Quoting AdrianneHill:

I think it's more of an easily accessible example of her worldview. She was almost Marxist in her obsession that everything had to be weighed as a cost benefit analysis always skewed to the isolated self. I'm sure your view and treatment of familial relationships, and therefore your worth and viability, would be found lacking and weak.
Her superman is a man retarded emotionally to the demands and capricious demands of a toddler with no manners or empathy and a somewhat sociopathic Eden in mind. We are almost there.
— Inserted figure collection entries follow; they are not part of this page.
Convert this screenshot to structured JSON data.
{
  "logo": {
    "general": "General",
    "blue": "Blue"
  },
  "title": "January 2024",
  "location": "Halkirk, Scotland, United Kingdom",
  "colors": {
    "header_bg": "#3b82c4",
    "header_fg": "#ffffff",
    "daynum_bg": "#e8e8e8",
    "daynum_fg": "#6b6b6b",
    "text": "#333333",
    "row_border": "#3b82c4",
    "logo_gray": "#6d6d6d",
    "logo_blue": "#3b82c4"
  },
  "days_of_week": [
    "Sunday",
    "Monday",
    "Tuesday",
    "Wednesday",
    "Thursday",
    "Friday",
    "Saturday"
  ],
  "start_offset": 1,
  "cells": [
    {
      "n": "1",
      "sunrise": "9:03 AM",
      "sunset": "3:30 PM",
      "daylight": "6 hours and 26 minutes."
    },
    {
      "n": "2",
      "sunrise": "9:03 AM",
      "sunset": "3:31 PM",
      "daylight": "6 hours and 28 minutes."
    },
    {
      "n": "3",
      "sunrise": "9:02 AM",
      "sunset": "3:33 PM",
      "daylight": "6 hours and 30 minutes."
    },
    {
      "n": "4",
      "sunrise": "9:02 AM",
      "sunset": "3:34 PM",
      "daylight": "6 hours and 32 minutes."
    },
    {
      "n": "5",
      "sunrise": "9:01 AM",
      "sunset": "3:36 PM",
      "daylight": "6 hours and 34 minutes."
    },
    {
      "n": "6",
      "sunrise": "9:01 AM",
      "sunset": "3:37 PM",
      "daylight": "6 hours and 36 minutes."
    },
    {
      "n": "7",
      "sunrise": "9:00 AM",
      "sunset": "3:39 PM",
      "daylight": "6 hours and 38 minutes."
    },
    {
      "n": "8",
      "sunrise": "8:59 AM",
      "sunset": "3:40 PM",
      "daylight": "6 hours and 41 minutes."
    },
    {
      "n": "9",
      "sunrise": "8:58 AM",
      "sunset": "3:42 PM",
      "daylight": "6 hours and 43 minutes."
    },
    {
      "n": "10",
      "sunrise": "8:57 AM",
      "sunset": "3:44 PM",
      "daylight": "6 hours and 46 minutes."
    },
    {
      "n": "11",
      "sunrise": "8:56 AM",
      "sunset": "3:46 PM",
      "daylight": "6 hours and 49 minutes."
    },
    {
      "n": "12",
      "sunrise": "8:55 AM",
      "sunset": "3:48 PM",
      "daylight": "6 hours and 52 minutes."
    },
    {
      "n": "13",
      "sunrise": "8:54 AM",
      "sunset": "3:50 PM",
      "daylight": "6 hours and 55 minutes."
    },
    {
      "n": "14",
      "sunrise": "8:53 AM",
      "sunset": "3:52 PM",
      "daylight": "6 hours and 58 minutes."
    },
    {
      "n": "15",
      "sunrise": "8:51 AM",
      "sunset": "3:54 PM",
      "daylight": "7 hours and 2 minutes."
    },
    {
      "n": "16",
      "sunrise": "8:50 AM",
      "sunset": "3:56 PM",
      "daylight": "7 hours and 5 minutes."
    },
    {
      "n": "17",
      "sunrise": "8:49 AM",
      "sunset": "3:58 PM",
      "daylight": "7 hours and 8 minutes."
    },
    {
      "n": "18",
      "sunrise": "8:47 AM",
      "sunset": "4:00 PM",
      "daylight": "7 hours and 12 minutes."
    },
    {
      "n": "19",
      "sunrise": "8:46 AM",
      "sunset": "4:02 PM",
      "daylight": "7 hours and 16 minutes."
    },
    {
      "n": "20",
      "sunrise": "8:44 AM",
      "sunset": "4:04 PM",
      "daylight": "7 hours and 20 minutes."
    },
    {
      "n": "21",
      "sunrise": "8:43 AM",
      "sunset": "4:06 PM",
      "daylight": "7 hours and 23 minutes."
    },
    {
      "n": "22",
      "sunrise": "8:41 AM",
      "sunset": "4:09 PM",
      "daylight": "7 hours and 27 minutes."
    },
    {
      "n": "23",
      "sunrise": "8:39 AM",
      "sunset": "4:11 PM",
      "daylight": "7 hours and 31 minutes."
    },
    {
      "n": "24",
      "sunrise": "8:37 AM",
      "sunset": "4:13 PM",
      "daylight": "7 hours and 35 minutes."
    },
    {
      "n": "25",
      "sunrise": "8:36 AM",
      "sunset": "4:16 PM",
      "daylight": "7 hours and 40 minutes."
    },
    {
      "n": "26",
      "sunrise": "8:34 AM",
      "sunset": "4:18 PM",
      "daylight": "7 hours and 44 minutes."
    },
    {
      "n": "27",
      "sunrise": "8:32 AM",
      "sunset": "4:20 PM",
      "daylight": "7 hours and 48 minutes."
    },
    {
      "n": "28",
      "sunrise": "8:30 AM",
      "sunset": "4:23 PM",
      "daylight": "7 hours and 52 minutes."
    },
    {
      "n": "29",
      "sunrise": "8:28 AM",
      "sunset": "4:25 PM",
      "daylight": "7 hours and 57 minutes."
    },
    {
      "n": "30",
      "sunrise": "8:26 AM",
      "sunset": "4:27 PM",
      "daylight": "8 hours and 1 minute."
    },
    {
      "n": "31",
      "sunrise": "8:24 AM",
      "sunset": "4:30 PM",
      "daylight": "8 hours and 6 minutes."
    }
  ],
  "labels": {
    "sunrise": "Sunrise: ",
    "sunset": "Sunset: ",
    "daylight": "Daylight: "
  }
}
Drug dealers in the inner cities would be her new supermen.


Quoting kailu1835:

 Pretty much the same viewpoint as Ezzo, who wrote a "christian" child rearing book that thousands of people followed and are still following.  Everyone has their downfalls.  However, this is not a political viewpoint, but is a personal viewpoint on child rearing.  Actually, it reminds me of the people who shout and scream about attachment parenting being the wrong thing.


Quoting AdrianneHill:

She believed that children were worthless burdens and that showing them any positive emotion or reinforcement turned them into the parasites she hated. Mothers baby their kids too much so she felt that it was an unhealthy relationship.


Quoting kailu1835:


 So in other words, she believed in people making something of themselves, and having personal responsibility, not relying on the government to be a safety net.  Sounds pretty good to me.